Olena Herasymiuk took part in the “Memory Polis” forum organized by VETERANKA at the KSE Dragon Capital Building on January 23.

“For us, this is a deeply personal story. Some of these authors were our acquaintances, friends, colleagues. Beyond the objective need to systematize this information, there is also a subjective factor — these are people from our profession, from our environment,” Yevhen Lir said in an interview with LiRoom.

Later, the team began expanding the list publicly, receiving information from relatives, friends, and acquaintances of the fallen. An update to the list does not always mean that someone new has been killed; often it means the team has discovered another name that had not received sufficient attention.

The project explains that “people of literature” include writers, poets, translators, editors, proofreaders, publishers, printing house workers, librarians, cultural managers — anyone who, in one way or another, shapes Ukraine’s literary space.

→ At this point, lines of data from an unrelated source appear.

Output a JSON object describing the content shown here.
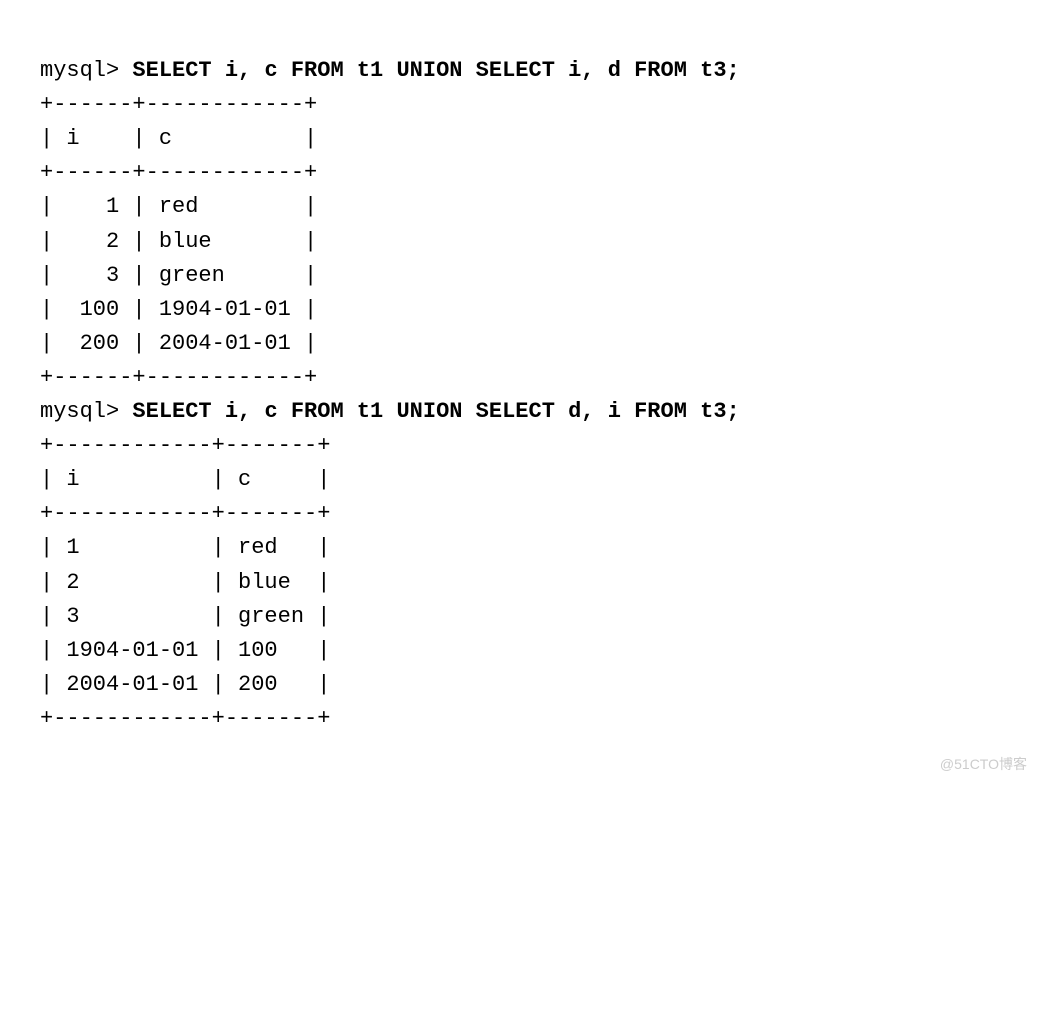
{
  "block1": {
    "prompt": "mysql> ",
    "query": "SELECT i, c FROM t1 UNION SELECT i, d FROM t3;",
    "borderTop": "+------+------------+",
    "header": "| i    | c          |",
    "borderMid": "+------+------------+",
    "rows": [
      "|    1 | red        |",
      "|    2 | blue       |",
      "|    3 | green      |",
      "|  100 | 1904-01-01 |",
      "|  200 | 2004-01-01 |"
    ],
    "borderBot": "+------+------------+"
  },
  "block2": {
    "prompt": "mysql> ",
    "query": "SELECT i, c FROM t1 UNION SELECT d, i FROM t3;",
    "borderTop": "+------------+-------+",
    "header": "| i          | c     |",
    "borderMid": "+------------+-------+",
    "rows": [
      "| 1          | red   |",
      "| 2          | blue  |",
      "| 3          | green |",
      "| 1904-01-01 | 100   |",
      "| 2004-01-01 | 200   |"
    ],
    "borderBot": "+------------+-------+"
  },
  "watermark": "@51CTO博客"
}
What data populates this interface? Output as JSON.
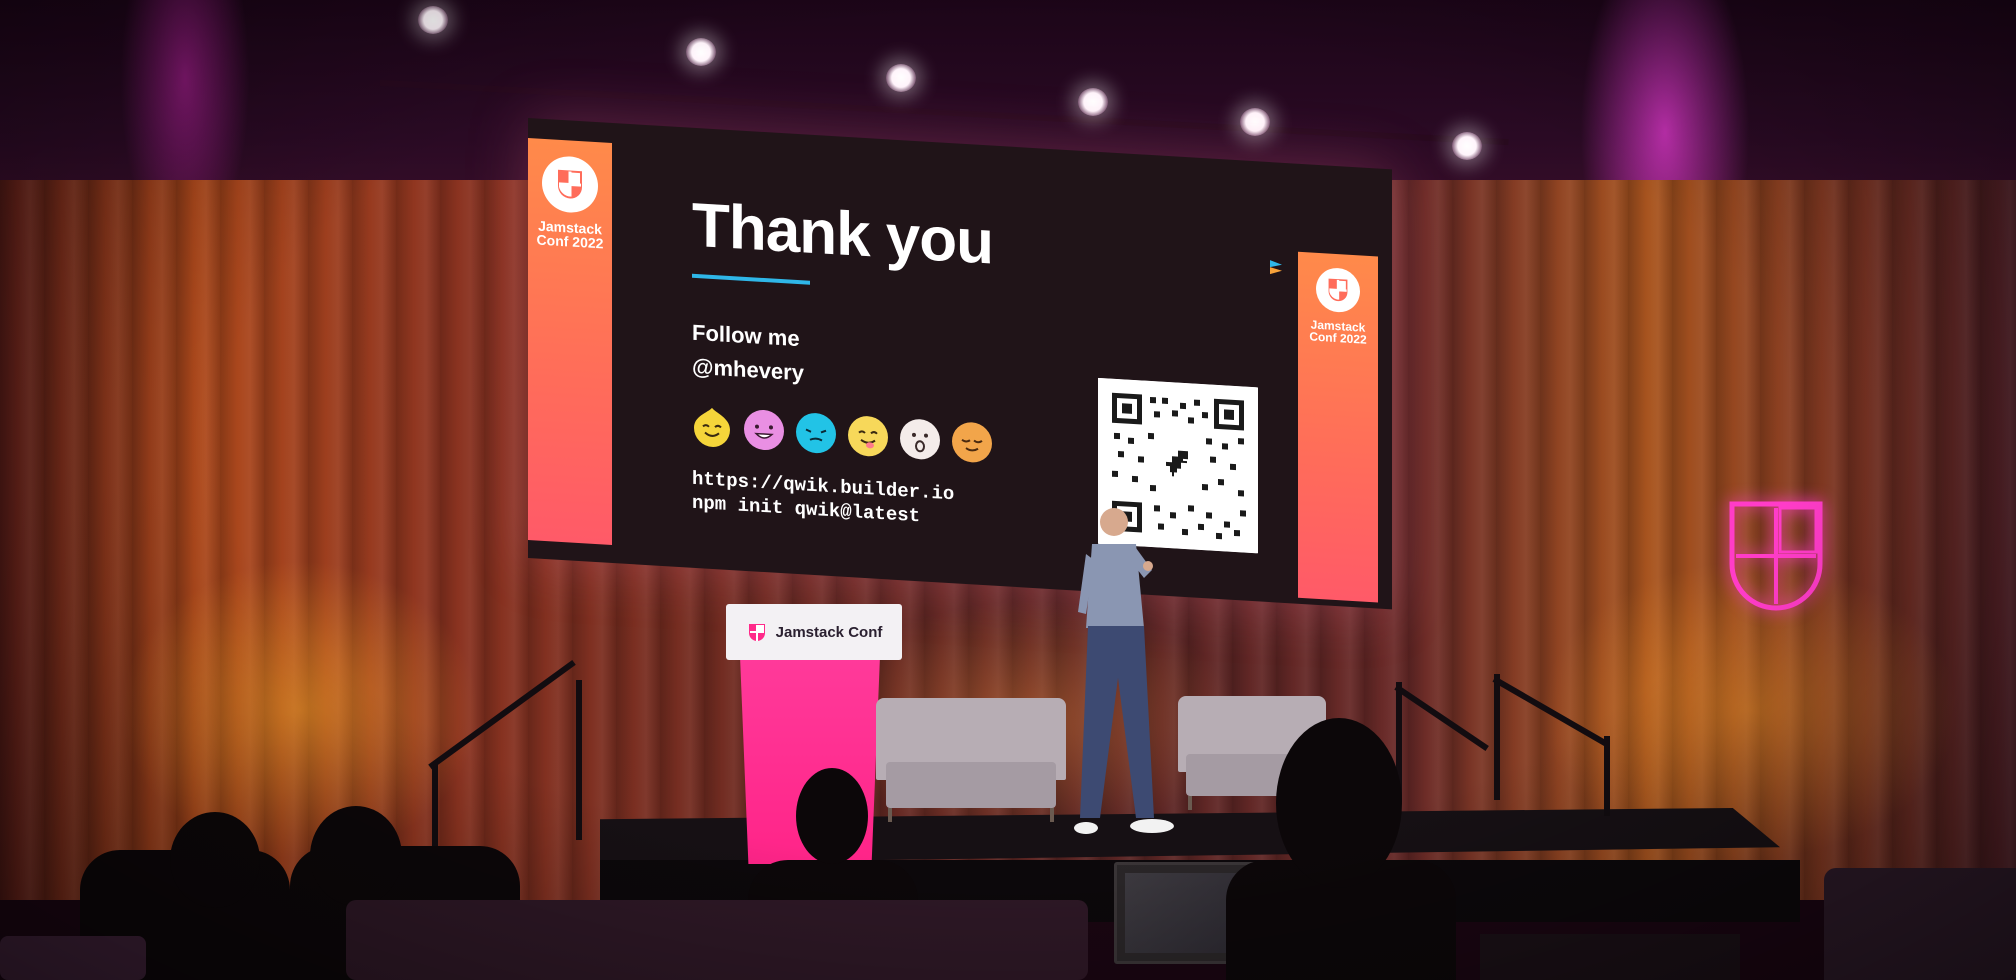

The team seeks to identify the names of fallen literary figures from the very beginning of Russia’s war against Ukraine in 2014. According to Yevhen Lir, the website was created by the Digital Volunteers team, while a group of volunteers helps search for names by interviewing families and friends of the fallen and locating their books.

“Russia’s goal is to force us into silence. But we will do our small part for future generations, so that we do not fade into history. So that those who come after us will have no doubt about the price paid for Ukraine’s freedom,” Olena Herasymiuk previously noted in a comment to Suspilne Culture.

Last year, at the Frankfurt Book Fair, one of the central events of the Ukrainian stand was the performance Echoes, created by Olena Herasymiuk together with poet Pavlo Matiusha.

Olena and Pavlo wrote a cycle of poems based on ten quotes by fallen and missing Ukrainian authors. Holding posters with these quotations, they later passed them into the audience, inviting listeners to take part in remembrance. The performance was joined by volunteers, including well-known publishers, cultural figures, ministers from different countries, Members of the European Parliament, and representatives of EU governmental institutions.

The performance concluded with a minute of silence and the placing of names of the fallen onto the Wall of Memory of the “Unwritten” — a space where the names of Ukrainian literary figures whose lives were taken by Russia are gathered. Among the 263 names are Illia Chernilevskyi, Victoria Amelina, Maksym Kryvtsov, and Volodymyr Vakulenko.

Delegations from national stands visited the Wall, and some international guests invited others to approach it in their own languages.